At any point in the methods 300 or 400, the pipette tips 108 may be exchanged for fresh pipette tips. For example, after step 312 or step 416, when the tissue sample is returned to the well 110, the pipette tip adaptor 106 or other component may remove the pipette tip 108 from the well 110. A new or clean pipette tip 108 may be affixed to the pipette tip adaptor 106, such as by a friction fitting. The new pipette tip 108 may then be returned to the well 110 to continue the methods 300 or 400.

When single-cell or single-nuclei samples are isolated, the samples may be removed from the wells 110 and used by the lab technician for any suitable purpose, such as for sequencing of the sample.

The dissociation device provides a consistently high yield as compared to manual systems. In an example experiment isolating adult mouse cerebellum nuclei, manual processes obtained approximately 120,000 nuclei per mm³ of tissue sample, while the technology using methods described herein recovered approximately 140,000 nuclei per mm³ of tissue sample.

FIG. 8 is an illustration of DAPI peak results from a conventional device and from the dissociation device as described herein.

After dissociation, the isolated single-cells or single-nuclei may be sorted by a fluorescence-activated cell sorting (“FACS”) process. FACS is a specialized type of flow cytometry that provides a method for sorting a heterogeneous mixture of biological cells into two or more containers, one cell at a time, based upon the specific light scattering and fluorescent characteristics of each cell.

As illustrated, when a DAPI stain is applied to the nuclei, a fluorescence peak is identified. The size of the peak indicates the number of nuclei in the sample. As illustrated, the conventional automated device produced a peak of approximately 1,800 nuclei. The dissociation device of the present disclosure produced a peak of approximately 9,000 nuclei. The dissociation device of the present disclosure consistently produces a greater number of nuclei per sample than other conventional devices.

FIG. 9 is a box and whisker plot of transcripts per nucleus of manual and device dissociated samples.

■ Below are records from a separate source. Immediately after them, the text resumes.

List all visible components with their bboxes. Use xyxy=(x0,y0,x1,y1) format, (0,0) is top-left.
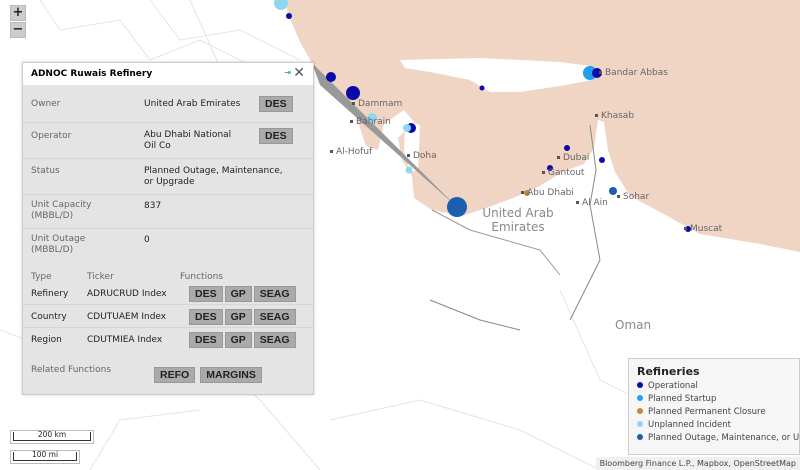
outage-value: 0 xyxy=(144,235,150,245)
city-label: Al Ain xyxy=(576,198,608,208)
legend-label: Unplanned Incident xyxy=(648,420,731,430)
city-label: Khasab xyxy=(595,111,634,121)
pin-icon[interactable]: ⇥ xyxy=(284,68,291,77)
table-row: Country CDUTUAEM Index DES GP SEAG xyxy=(23,306,313,328)
related-functions-label: Related Functions xyxy=(31,365,112,375)
refinery-marker-operational[interactable] xyxy=(346,86,360,100)
ticker-cell[interactable]: ADRUCRUD Index xyxy=(87,289,167,299)
capacity-label: Unit Capacity (MBBL/D) xyxy=(31,200,92,221)
refinery-marker-operational[interactable] xyxy=(479,85,485,91)
outage-label: Unit Outage (MBBL/D) xyxy=(31,234,86,255)
legend-label: Planned Outage, Maintenance, or Upgrade xyxy=(648,433,800,443)
refinery-marker-outage[interactable] xyxy=(447,197,467,217)
city-label: Muscat xyxy=(684,224,722,234)
city-label: Dammam xyxy=(352,99,402,109)
city-label: Sohar xyxy=(617,192,649,202)
refinery-popup: ADNOC Ruwais Refinery ⇥ ✕ Owner United A… xyxy=(22,62,314,395)
ticker-cell[interactable]: CDUTUAEM Index xyxy=(87,312,167,322)
legend-dot-icon xyxy=(637,421,643,427)
country-label-oman: Oman xyxy=(615,318,652,332)
refinery-marker-operational[interactable] xyxy=(564,145,570,151)
des-button[interactable]: DES xyxy=(189,309,223,325)
type-cell: Country xyxy=(31,312,67,322)
functions-header: Functions xyxy=(180,272,223,282)
legend-item[interactable]: Planned Outage, Maintenance, or Upgrade xyxy=(637,433,799,446)
country-label-uae: United Arab Emirates xyxy=(482,206,554,234)
table-row: Region CDUTMIEA Index DES GP SEAG xyxy=(23,329,313,351)
related-functions: REFO MARGINS xyxy=(154,363,262,383)
gp-button[interactable]: GP xyxy=(224,332,252,348)
refinery-marker-unplanned[interactable] xyxy=(274,0,288,10)
owner-value: United Arab Emirates xyxy=(144,99,241,109)
close-icon[interactable]: ✕ xyxy=(293,65,305,81)
ticker-cell[interactable]: CDUTMIEA Index xyxy=(87,335,163,345)
popup-title: ADNOC Ruwais Refinery xyxy=(31,69,153,79)
margins-button[interactable]: MARGINS xyxy=(200,367,262,383)
city-label: Doha xyxy=(407,151,437,161)
status-value: Planned Outage, Maintenance, or Upgrade xyxy=(144,166,283,187)
scale-bar-km: 200 km xyxy=(10,430,94,444)
table-row: Refinery ADRUCRUD Index DES GP SEAG xyxy=(23,283,313,305)
legend-item[interactable]: Unplanned Incident xyxy=(637,420,791,433)
legend-item[interactable]: Planned Permanent Closure xyxy=(637,407,791,420)
des-button[interactable]: DES xyxy=(189,286,223,302)
type-cell: Refinery xyxy=(31,289,69,299)
legend-title: Refineries xyxy=(637,365,700,378)
popup-header: ADNOC Ruwais Refinery ⇥ ✕ xyxy=(23,63,313,85)
outage-row: Unit Outage (MBBL/D) 0 xyxy=(23,229,313,263)
refinery-marker-operational[interactable] xyxy=(286,13,292,19)
legend-label: Operational xyxy=(648,381,698,391)
ticker-header: Ticker xyxy=(87,272,114,282)
seag-button[interactable]: SEAG xyxy=(253,309,296,325)
operator-row: Operator Abu Dhabi National Oil Co DES xyxy=(23,123,313,159)
city-label: Abu Dhabi xyxy=(521,188,574,198)
operator-des-button[interactable]: DES xyxy=(259,128,293,144)
seag-button[interactable]: SEAG xyxy=(253,286,296,302)
operator-label: Operator xyxy=(31,131,72,141)
legend-item[interactable]: Operational xyxy=(637,381,791,394)
gp-button[interactable]: GP xyxy=(224,309,252,325)
legend-dot-icon xyxy=(637,408,643,414)
legend-label: Planned Startup xyxy=(648,394,717,404)
type-cell: Region xyxy=(31,335,62,345)
city-label: Bandar Abbas xyxy=(599,68,668,78)
legend-label: Planned Permanent Closure xyxy=(648,407,766,417)
operator-value: Abu Dhabi National Oil Co xyxy=(144,130,232,151)
seag-button[interactable]: SEAG xyxy=(253,332,296,348)
refinery-marker-unplanned[interactable] xyxy=(405,166,413,174)
refinery-marker-unplanned[interactable] xyxy=(403,124,411,132)
refinery-marker-outage[interactable] xyxy=(609,187,617,195)
legend: Refineries Operational Planned Startup Pla… xyxy=(628,358,800,455)
refo-button[interactable]: REFO xyxy=(154,367,196,383)
zoom-out-button[interactable]: − xyxy=(10,22,26,38)
capacity-row: Unit Capacity (MBBL/D) 837 xyxy=(23,195,313,229)
capacity-value: 837 xyxy=(144,201,162,211)
legend-dot-icon xyxy=(637,382,643,388)
scale-bar-mi: 100 mi xyxy=(10,450,80,464)
owner-label: Owner xyxy=(31,99,61,109)
refinery-marker-operational[interactable] xyxy=(599,157,605,163)
owner-des-button[interactable]: DES xyxy=(259,96,293,112)
status-label: Status xyxy=(31,166,60,176)
refinery-marker-operational[interactable] xyxy=(326,72,336,82)
legend-item[interactable]: Planned Startup xyxy=(637,394,791,407)
city-label: Dubai xyxy=(557,153,589,163)
popup-pointer xyxy=(312,63,457,207)
zoom-in-button[interactable]: + xyxy=(10,5,26,21)
des-button[interactable]: DES xyxy=(189,332,223,348)
type-header: Type xyxy=(31,272,52,282)
owner-row: Owner United Arab Emirates DES xyxy=(23,85,313,123)
map-attribution[interactable]: Bloomberg Finance L.P., Mapbox, OpenStre… xyxy=(595,457,800,470)
status-row: Status Planned Outage, Maintenance, or U… xyxy=(23,159,313,195)
gp-button[interactable]: GP xyxy=(224,286,252,302)
legend-dot-icon xyxy=(637,395,643,401)
legend-dot-icon xyxy=(637,434,643,440)
city-label: Gantout xyxy=(542,168,584,178)
city-label: Bahrain xyxy=(350,117,391,127)
city-label: Al-Hofuf xyxy=(330,147,372,157)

The box and whisker plot graphically demonstrates the locality, spread and skewness groups of numerical data through their quartiles. The results of two manual dissociation processes and the results of a dissociation with the dissociation device (the “device dissociation”) described herein are illustrated. The boxes illustrated in the box and whisker plot represent the upper quartile and the lower quartile of the results. The line inside the box represents the median result. The upper and lower extremes are illustrated by the horizontal bars above and below the boxes. The outlier results are illustrated with the circles above the upper extreme.

In the illustration of FIG. 9, a number of transcripts per nucleus isolated by the three tests are displayed. The median number of transcripts per nucleus for the dissociation device as disclosed herein is between the results for the two manual dissociations. The upper and lower quartiles are closer to the median in the dissociation with the dissociation device as disclosed herein than in the manual dissociations. Based on the results displayed on the plot, the dissociation with the dissociation device as disclosed herein is substantially equivalent to the results of the manual dissociations.

FIG. 10 is a box and whisker plot of genes per nucleus of manual dissociated samples and samples dissociated by the device disclosed herein. In the illustration of FIG. 10, a number of genes per nucleus isolated by the three tests are displayed. The median number of genes per nucleus for the dissociation device are substantially the same as the results for the two manual dissociations. The upper and lower quartiles are closer to the median in the dissociation with the dissociation device of the present disclosure than in the manual dissociations. Based on the results displayed on the plot, the dissociation with the dissociation device as disclosed herein is substantially equivalent to the results of the manual dissociations.